Le encantaba coquetear de madrugada con hombres adinerados, independientemente de buen o mal ver. Reír con ellos y jugar a sus juegos y dejarse obsequiar. Aceptar una invitación cualquiera, algo de compañía o un sencillo viaje. Por eso, cuando descubrió la pequeña arruga entre las cejas, su mundo se vino abajo y detrás, pensó, su vida entera. Aquella arruga en la frente, tal y como le había salido, confería a su rostro una expresión ciertamente adusta y preocupada, opuesta por completo al espíritu alegre, mundano e intrascendente que es prioritario exhibir en el ambiente nocturno al que se jactaba en pertenecer. Martina se hubiera podido morir allí mismo; desmayarse como poco delante del espejo, entre la pila y la ducha. Pero no hizo ni lo uno, ni lo otro.

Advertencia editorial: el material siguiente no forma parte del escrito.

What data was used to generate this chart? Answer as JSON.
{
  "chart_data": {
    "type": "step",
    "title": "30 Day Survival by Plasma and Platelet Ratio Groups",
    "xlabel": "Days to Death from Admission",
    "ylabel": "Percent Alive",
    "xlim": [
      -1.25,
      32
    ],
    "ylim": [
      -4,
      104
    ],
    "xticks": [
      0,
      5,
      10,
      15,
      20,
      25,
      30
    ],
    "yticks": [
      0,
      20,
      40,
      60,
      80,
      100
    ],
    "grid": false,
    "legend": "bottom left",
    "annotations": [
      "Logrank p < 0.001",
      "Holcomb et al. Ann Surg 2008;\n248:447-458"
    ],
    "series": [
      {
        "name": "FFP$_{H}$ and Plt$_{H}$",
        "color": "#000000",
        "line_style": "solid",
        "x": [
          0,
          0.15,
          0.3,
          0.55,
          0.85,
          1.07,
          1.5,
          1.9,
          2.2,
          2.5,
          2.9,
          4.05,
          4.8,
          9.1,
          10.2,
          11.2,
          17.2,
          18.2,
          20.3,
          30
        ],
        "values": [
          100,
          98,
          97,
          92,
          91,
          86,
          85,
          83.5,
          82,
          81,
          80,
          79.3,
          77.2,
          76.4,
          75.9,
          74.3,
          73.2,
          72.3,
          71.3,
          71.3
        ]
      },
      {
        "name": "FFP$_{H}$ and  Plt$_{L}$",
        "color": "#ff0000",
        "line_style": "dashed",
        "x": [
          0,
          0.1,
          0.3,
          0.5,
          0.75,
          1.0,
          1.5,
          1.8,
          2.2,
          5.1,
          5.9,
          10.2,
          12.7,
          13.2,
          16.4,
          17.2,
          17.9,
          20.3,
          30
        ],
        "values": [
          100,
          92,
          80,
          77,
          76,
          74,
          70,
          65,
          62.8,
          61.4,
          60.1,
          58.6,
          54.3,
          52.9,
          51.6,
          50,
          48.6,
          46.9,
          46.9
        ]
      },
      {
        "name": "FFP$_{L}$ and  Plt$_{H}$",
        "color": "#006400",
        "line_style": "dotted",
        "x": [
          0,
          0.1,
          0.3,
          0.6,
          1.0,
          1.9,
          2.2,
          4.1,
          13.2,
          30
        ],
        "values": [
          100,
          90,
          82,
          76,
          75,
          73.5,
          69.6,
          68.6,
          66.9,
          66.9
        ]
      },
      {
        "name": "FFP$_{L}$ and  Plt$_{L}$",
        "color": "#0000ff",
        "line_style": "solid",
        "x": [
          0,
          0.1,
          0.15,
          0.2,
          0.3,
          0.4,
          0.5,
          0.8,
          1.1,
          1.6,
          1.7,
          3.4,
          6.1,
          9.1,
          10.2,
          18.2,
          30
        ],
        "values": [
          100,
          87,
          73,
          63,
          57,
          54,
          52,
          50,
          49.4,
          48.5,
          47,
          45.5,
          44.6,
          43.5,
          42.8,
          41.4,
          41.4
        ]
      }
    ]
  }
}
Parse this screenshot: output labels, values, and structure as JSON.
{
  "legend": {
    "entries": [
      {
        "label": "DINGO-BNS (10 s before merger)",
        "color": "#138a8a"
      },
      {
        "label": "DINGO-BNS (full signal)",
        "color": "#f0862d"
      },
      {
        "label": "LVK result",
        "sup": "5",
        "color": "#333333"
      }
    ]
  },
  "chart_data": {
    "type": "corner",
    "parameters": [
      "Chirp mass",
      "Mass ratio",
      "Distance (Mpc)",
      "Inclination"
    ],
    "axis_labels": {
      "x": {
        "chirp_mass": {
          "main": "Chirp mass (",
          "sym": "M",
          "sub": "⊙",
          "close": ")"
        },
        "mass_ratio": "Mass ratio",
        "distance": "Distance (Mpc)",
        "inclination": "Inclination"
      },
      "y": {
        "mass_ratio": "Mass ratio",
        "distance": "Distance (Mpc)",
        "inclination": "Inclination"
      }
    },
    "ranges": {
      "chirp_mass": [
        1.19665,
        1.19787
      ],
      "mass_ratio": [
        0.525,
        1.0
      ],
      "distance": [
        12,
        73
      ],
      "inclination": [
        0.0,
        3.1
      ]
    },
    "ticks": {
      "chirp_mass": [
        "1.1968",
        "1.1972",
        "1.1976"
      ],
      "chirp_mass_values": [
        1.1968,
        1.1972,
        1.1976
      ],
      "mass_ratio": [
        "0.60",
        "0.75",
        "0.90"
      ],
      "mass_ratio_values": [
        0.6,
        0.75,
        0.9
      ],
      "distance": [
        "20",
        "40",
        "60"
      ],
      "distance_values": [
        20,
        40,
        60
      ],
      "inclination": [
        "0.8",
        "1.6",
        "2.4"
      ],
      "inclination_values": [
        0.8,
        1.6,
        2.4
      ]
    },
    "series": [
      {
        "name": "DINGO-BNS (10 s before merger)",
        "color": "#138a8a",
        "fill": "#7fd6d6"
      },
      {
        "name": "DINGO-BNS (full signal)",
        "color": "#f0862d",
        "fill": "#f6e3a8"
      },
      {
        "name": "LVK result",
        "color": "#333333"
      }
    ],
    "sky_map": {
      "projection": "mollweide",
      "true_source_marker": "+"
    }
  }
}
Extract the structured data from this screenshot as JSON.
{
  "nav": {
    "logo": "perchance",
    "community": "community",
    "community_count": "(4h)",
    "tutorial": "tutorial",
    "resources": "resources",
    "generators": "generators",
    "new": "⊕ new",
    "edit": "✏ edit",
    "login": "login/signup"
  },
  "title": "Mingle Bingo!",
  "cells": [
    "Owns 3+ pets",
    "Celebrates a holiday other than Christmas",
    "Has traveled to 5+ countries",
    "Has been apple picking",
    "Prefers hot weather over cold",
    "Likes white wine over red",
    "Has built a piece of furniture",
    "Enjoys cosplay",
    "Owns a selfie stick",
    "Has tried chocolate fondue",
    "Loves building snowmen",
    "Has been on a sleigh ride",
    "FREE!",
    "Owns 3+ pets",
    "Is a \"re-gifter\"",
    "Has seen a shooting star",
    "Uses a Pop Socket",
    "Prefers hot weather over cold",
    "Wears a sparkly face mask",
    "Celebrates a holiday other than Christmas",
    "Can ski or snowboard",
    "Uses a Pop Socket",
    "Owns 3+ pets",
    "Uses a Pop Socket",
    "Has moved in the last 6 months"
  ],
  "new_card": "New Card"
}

Se apoyó con fuerza en el lavabo, después en el toallero y luego en el pequeño mueble de acero inoxidable y metacrilato, donde guardaba todas sus cosas. Alcanzó la ventana con dificultad y la abrió de par en par. Se aflojó el fular de seda natural, acercó la cabeza y respiró cerrando los ojos y abriendo las aletas de la nariz.
La ciudad estaba ya efectuando el cambio. Unos de sus habitantes comenzaban a retirarse después del trabajo y otros iban terminando de acicalarse para la noche. Y una infinidad de luces, de distintos colores, iban apareciendo aleatoriamente en las fachadas de los edificios que Martina contemplaba desde la pequeña ventana rectangular de su cuarto de baño.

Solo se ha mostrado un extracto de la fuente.